Dat “begrijpelijk” schrijven in de Angelsaksische rechtscultuur tot nu toe veel meer aandacht heeft gekregen dan in de Nederlandse is aan de ene kant misschien toe te schrijven aan het feit dat er in het Engels veel meer betekenis ligt in de grammatica (hier en hier al eerder beweerd), maar aan de andere kant ook aan het feit dat rechterlijke instanties in een common law-systeem dichter bij de “gewone” mens staan dan dat in Nederland het geval is. In een notendop: het common law-systeem met verkiesbare rechters, een zeer sterke precedentwerking bij rechterlijke uitspraken, rechterlijke uitspraken die rekening houden met de letter van de wet en (al dan niet eerder gecontextualiseerde) taal tegenover het civil law-systeem met benoemde rechters, wetboeken met abstracte regels, en rechterlijke uitspraken die rekening houden met de bedoeling van de wet.

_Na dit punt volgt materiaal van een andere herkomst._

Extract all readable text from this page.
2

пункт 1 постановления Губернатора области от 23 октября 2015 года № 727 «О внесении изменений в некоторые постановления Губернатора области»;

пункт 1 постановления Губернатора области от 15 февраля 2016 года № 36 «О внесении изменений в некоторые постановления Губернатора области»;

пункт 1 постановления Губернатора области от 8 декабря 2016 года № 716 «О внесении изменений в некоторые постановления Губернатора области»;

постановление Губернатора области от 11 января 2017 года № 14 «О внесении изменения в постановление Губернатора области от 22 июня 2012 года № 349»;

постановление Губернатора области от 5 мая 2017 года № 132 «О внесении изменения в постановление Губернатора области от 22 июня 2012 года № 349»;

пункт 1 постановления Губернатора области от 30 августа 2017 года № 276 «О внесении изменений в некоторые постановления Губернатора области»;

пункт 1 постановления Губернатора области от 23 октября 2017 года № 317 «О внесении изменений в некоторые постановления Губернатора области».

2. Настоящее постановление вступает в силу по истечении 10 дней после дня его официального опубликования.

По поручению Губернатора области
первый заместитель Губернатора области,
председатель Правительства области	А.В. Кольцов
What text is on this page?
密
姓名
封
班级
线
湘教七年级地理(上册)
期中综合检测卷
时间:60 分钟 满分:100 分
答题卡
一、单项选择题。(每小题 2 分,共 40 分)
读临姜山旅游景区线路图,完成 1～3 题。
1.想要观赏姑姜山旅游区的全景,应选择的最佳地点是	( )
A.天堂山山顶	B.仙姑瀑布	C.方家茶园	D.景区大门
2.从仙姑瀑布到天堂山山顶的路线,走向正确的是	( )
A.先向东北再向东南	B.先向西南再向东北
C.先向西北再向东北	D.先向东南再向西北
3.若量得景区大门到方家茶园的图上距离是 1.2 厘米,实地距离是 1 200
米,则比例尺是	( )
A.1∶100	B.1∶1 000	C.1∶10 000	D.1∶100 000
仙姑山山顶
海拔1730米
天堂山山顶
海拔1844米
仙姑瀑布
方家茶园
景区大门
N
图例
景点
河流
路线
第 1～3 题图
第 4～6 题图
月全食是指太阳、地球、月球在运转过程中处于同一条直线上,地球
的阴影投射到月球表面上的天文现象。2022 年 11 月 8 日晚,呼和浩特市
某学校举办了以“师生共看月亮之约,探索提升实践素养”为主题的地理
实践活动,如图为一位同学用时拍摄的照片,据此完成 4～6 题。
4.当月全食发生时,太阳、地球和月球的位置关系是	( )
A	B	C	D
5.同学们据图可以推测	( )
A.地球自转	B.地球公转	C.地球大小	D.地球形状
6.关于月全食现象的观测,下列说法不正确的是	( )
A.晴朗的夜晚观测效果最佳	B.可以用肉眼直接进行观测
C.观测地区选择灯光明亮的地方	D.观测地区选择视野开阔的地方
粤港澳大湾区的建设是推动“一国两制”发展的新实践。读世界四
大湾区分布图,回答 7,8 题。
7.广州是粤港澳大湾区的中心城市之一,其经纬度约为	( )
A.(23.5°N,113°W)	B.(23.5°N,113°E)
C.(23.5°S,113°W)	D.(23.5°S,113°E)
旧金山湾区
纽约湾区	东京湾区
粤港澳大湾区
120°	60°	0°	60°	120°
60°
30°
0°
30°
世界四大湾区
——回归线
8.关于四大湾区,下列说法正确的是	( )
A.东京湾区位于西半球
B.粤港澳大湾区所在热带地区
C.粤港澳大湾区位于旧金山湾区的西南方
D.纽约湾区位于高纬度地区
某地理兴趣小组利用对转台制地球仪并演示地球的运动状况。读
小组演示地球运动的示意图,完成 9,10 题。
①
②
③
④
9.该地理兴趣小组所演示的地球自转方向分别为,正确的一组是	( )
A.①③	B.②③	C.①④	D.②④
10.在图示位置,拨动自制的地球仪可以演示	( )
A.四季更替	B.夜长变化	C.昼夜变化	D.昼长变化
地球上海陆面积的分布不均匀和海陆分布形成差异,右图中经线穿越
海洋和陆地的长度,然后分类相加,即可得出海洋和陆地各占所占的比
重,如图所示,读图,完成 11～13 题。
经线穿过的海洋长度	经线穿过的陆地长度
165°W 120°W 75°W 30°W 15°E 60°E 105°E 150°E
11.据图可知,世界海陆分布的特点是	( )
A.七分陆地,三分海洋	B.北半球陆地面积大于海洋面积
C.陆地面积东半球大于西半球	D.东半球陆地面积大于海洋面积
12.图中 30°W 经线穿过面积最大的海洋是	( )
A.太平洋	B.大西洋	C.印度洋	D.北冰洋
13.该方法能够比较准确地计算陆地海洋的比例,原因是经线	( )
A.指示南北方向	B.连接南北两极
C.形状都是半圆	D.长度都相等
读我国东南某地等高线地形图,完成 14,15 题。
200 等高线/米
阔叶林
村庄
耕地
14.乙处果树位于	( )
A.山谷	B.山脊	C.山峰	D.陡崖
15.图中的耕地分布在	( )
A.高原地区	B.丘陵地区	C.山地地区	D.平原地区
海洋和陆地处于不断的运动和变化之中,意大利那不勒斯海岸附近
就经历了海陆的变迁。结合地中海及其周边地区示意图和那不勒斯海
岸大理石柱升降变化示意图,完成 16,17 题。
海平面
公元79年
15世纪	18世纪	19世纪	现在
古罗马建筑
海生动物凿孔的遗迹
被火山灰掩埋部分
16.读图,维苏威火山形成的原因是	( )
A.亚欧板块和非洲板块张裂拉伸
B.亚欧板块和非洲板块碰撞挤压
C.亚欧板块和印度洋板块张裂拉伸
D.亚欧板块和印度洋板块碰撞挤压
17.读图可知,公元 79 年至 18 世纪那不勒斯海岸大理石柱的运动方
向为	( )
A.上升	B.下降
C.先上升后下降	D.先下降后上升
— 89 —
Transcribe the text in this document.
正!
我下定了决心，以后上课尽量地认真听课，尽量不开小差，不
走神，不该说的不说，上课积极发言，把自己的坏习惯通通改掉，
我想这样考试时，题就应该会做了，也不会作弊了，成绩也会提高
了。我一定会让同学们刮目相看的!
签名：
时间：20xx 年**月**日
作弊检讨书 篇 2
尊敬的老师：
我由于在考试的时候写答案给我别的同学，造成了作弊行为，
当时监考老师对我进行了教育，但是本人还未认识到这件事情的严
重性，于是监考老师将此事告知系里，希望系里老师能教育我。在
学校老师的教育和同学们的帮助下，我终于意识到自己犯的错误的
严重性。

Wat Garner ongetwijfeld zal aanstippen, is dat het vermijden van “moeilijke” woorden maar een heel klein, bijna te verwaarlozen, elementje is van Plain English. Klik bijvoorbeeld eens hier voor een lijst van 50 (!!) basisprincipes waar een begrijpelijke (al dan niet juridische) tekst in zijn ogen aan zou moeten voldoen.  Dit besef dringt ook door in Nederland: de hierboven aangehaalde woordenlijst van het Openbaar Ministerie is inmiddels ook al weer van de website verdwenen. Vermoedelijk omdat men doorheeft dat het niet zozeer de woorden zijn die een tekst moeilijk maken (en als toch: kijk in een al dan niet
online woordenboek), maar veel meer de bijna ondoordringbare grammatica, of iedere combinatie van Garners 50 basisprincipes.

In ieder geval moét het mogelijk zijn om ook juridisch ingewikkelde teksten in begrijpelijke taal om te zetten. Het laatste woord is aan de Law Reform Commission of Victoria
(Australië), die midden jaren ’80 een monumentale studie wijdde aan Plain English. Het samenvattende commentaar van deze commissie luidde:

If some detail has been missed, it could readily be included without affecting the style of the plain English version. It would not be necessary to resort to the convoluted and repetitious style of the original . . . . Any errors in the plain English version are the result of difficulties of translation, particularly difficulties in understanding the original version. They are not
inherent in plain English itself
.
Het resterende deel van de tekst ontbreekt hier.